Taiwan’s President Tsai Ing-wen is said to be prioritizing military spending in her policy platform for reelection, with a strategy to confront her rival – Kaohsiung mayor Han Kuo-yu from the opposition Kuomintang party – on key fronts, including defense and diplomacy, to woo voters in January.
It is said that Tsai’s team sees a white paper on the People’s Liberation Army, gazetted at the end of July by the Chinese Defense Ministry, as a “godsend” as Beijing renewed its threats of a “recapture.” Tsai is looking to garner more support as Beijing continues to instil fear in Taiwan’s people.
Titled “China’s National Defense in the New Era,” the white paper emphasizes the PLA’s capacity and resolve to “liberate” the self-ruled island and bring it back into Beijing’s fold.

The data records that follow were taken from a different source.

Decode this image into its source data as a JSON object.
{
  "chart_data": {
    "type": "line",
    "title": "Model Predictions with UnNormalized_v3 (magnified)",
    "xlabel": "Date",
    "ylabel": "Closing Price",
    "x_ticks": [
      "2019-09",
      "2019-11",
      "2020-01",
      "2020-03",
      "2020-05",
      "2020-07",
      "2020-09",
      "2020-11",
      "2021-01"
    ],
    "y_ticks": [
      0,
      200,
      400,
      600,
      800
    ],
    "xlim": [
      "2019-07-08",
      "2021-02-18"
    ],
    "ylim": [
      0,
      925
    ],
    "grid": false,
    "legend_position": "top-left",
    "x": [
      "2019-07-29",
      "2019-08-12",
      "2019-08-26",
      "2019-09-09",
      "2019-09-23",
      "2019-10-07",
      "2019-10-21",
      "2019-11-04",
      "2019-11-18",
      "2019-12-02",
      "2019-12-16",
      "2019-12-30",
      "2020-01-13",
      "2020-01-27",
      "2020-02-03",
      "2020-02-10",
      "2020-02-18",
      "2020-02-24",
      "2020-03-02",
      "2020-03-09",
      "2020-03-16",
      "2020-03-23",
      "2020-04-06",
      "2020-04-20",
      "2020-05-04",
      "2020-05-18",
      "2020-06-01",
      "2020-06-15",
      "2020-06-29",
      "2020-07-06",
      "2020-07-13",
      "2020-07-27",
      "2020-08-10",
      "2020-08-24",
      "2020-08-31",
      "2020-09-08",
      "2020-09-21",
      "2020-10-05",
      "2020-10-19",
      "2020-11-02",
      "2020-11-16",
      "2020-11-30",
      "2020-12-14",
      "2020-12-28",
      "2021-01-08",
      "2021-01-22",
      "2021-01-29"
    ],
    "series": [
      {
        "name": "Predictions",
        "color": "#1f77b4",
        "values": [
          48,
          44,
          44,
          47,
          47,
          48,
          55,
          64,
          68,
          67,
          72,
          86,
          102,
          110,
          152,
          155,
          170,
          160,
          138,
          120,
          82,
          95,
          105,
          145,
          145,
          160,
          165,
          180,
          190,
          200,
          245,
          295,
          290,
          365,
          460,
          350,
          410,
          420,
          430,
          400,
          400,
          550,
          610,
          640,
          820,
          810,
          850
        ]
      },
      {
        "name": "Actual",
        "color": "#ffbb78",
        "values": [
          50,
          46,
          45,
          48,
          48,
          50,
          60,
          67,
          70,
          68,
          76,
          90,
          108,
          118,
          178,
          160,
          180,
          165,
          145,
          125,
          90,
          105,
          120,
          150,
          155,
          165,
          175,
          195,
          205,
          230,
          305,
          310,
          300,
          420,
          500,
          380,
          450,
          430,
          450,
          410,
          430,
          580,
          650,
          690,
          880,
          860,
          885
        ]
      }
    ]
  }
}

Taiwanese newspapers have revealed that Tsai intends to allocate more money for the procurement of US weaponry and lobby the Pentagon to sell it more fighter jets on top of the latest F-16 deal being processed. Her bid is to beef up the island’s defenses by winning over more politicians and arms contractors in the US, which is bound by law to protect its unofficial ally through arms sales and the transfer of technology.

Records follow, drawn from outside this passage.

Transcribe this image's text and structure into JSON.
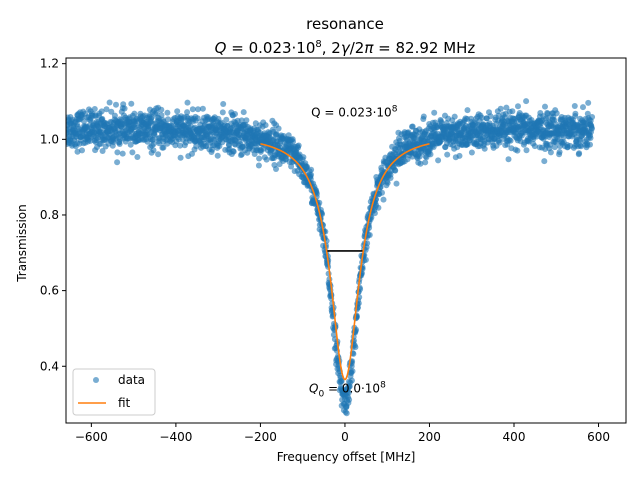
{
  "chart_data": {
    "type": "scatter",
    "title": "resonance",
    "subtitle": {
      "q_label": "Q",
      "q_value": " = 0.023·10",
      "q_exp": "8",
      "sep": ", 2",
      "gamma": "γ",
      "slash": "/2",
      "pi": "π",
      "tail": " = 82.92 MHz"
    },
    "xlabel": "Frequency offset [MHz]",
    "ylabel": "Transmission",
    "xlim": [
      -660,
      665
    ],
    "ylim": [
      0.25,
      1.215
    ],
    "xticks": [
      -600,
      -400,
      -200,
      0,
      200,
      400,
      600
    ],
    "yticks": [
      0.4,
      0.6,
      0.8,
      1.0,
      1.2
    ],
    "xtick_labels": [
      "−600",
      "−400",
      "−200",
      "0",
      "200",
      "400",
      "600"
    ],
    "ytick_labels": [
      "0.4",
      "0.6",
      "0.8",
      "1.0",
      "1.2"
    ],
    "annotations": {
      "q_loaded": {
        "prefix": "Q = 0.023·10",
        "exp": "8",
        "x": -80,
        "y": 1.06
      },
      "q_intrinsic": {
        "prefix": " = 0.0·10",
        "exp": "8",
        "x": -85,
        "y": 0.33
      }
    },
    "linewidth_marker": {
      "x": [
        -41.46,
        41.46
      ],
      "y": 0.705
    },
    "series": [
      {
        "name": "data",
        "kind": "scatter",
        "color": "#1f77b4",
        "x_range": [
          -660,
          585
        ],
        "baseline": 1.03,
        "dip_depth": 0.72,
        "half_width_mhz": 41.46,
        "noise": 0.045
      },
      {
        "name": "fit",
        "kind": "line",
        "color": "#ff7f0e",
        "x_range": [
          -200,
          200
        ],
        "baseline": 1.015,
        "dip_depth": 0.65,
        "half_width_mhz": 41.46
      }
    ],
    "legend": {
      "position": "lower-left",
      "entries": [
        "data",
        "fit"
      ]
    },
    "grid": false
  }
}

Tsai’s rival, Han, has little experience in defense or diplomacy. The KMT populist favored by Beijing has talked up the prospect of more amicable ties with the mainland and even a “peace treaty” with Beijing, if he is elected, and has warned of an imminent war if Tsai gets another four years.
But Tsai is unfazed.
One of Tsai’s top aides told the island’s Central News Agency that her take on the cross-strait statue quo had always been that despite the PLA’s posturing (sea and air circumnavigations), Beijing is unlikely to start a war, now that it is entangled in an escalating trade conflict with the US and struggling to cope with a faltering economy and unrest in Hong Kong.
“Xi Jinping wants to take back Taiwan and leave a shining legacy of reuniting the Chinese territory, but he is bogged down by a host of other more pressing challenges and he has to at least postpone a war against Taiwan,” said the aide.
“Besides, he has not promised any kind of timetable or need to face any elections to deliver his promise [regarding Taiwan], and he can simply take his time now that he is ‘China’s president for life’, as long as Tsai refrains from declaring full independence, and the latter has no intention to do so in the next four years.”
Due to the obvious mismatch in size, the Taiwanese army has been employing a “hedgehog” strategy to deter the PLA from invading. But Tsai’s upcoming reelection platform will put more emphsasis on planning, researching and developing asymmetric “offset” tactics and weapons.
Still, the army and Taiwan’s domestic defense contractors have been prodding Tsai to allocate more money and talent for the development and manufacturing of indigenous assets including missiles, radars and attack speedboats.